German religious reformer; b. Dresden, May 26, 1700; d. Herrnhut, May 6, 1760. Zinzendorf was one of the most striking and influential leaders of the Protestant world in the 18th century. He was chiefly responsible for reviving the old Church of the Czech Brethren, later renamed the Moravian Church. Zinzendorf came from an old Austrian Lutheran noble family that had achieved landed wealth in Upper Lusatia. As a student he came under the influence of A. H. Francke and of the Halle school of Lutheran Pietism. Later, as a student at Utrecht, he made Calvinist contacts, and when visiting in Paris, he approached members of the French episcopate, among them Cardinal de Noailles, with whom he maintained a lengthy correspondence. In 1722 he received on his Lusatian estate of Herrnhut (The Lord's Protection) a number of refugees from Bohemia and Moravia who had maintained much of the teachings of the Czech Brethren. Their coming acquainted Zinzendorf with the history and theology of the Unitas Fratrum, though these had already had some influence upon earlier Pietism through the medium of the work of J. A. comenius. It was Comenius's grandson Daniel Arnost Jablonsky (himself a bishop of the still surviving Polish Unitas) who in 1735 ordained the Moravian immigrant Nitzschmann and two years later Zinzendorf himself as bishops of the restored Church of the Brethren.

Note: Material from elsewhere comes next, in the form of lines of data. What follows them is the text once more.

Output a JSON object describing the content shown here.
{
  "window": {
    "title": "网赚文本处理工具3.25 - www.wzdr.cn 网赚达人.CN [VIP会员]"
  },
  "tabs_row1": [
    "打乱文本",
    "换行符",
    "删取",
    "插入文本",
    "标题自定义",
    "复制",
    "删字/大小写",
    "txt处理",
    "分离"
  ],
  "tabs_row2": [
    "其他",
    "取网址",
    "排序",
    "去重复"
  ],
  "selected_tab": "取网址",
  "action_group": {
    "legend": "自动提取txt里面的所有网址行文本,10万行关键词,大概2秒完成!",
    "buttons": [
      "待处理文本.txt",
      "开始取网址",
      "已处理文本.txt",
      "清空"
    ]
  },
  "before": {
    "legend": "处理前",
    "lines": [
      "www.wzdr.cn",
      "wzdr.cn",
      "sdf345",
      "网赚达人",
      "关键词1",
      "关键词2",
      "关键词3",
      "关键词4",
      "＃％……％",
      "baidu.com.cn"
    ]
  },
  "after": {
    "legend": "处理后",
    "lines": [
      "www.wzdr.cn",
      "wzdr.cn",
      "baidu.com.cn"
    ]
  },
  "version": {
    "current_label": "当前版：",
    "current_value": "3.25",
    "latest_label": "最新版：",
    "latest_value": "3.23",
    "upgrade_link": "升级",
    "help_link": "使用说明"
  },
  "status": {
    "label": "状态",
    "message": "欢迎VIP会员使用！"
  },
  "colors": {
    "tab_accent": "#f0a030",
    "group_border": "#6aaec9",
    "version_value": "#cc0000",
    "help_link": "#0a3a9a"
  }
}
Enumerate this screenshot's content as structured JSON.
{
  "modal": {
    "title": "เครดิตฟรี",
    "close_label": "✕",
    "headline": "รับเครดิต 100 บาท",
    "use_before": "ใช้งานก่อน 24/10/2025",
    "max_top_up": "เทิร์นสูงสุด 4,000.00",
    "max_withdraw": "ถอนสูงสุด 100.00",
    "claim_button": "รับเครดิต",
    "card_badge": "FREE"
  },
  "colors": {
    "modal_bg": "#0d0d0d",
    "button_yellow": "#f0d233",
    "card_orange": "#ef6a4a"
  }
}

As such, the Herrnhut group as well as a number of daughter communities in Prussia, the Netherlands, and England were recognized by the Prussian King Frederick William I as well as by Dr. Potter, Archbishop of Canterbury, as an "ancient Protestant Episcopal Church." In England and especially in the regions of the Americas, under Zinzendorf's active direction and participation, the Moravians soon undertook a vigorous and widespread missionary activity. Zinzendorf visited the American colonies and founded Bethlehem, Pa., in 1741. His meeting with John Wesley (in 1738 and later) ended in disagreement, but Wesley was influenced by Zinzendorf's disciple Peter Böhler and Methodism soon reflected Moravian piety. Zinzendorf's pietistic theology with its often overemotional aspects, at times taking the character of a specific mystical veneration of Christ's wounds, differed considerably from the quieter, more ethically oriented teachings of the older Unitas Fratrum. Both emphasized strong and joyous Christocentrism; and the congregational character of the movement, with its

emphasis on communal cooperation, maintained much of the old heritage. Zinzendorf's ecumenical church policy failed to end sectarian disagreements. He could not even prevent an open break with the Lutheran church, within whose framework he had hoped to keep the Moravian church as a sort of daughter organization. Yet when he died in 1760, exhausted, partly at least, from years of overwork in the service of his church, the survival of the Moravian church as a small but spiritually and educationally strong and creative religious group was assured.

Bibliography: j. t. mÜller, Zinzendorf als Erneuerer der alten Brüderkirche (Leipzig 1900). o. steinecke, Zinzendorf und der Katholicismus (Halle 1902). o. pfister, Die Frömmigkeit des Grafen Ludwig von Zinzendorf (2d ed. Vienna 1925), a psychological study. j. r. weinlick, Count Zinzendorf (Nashville 1956). r. a. knox, Enthusiasm (New York 1961).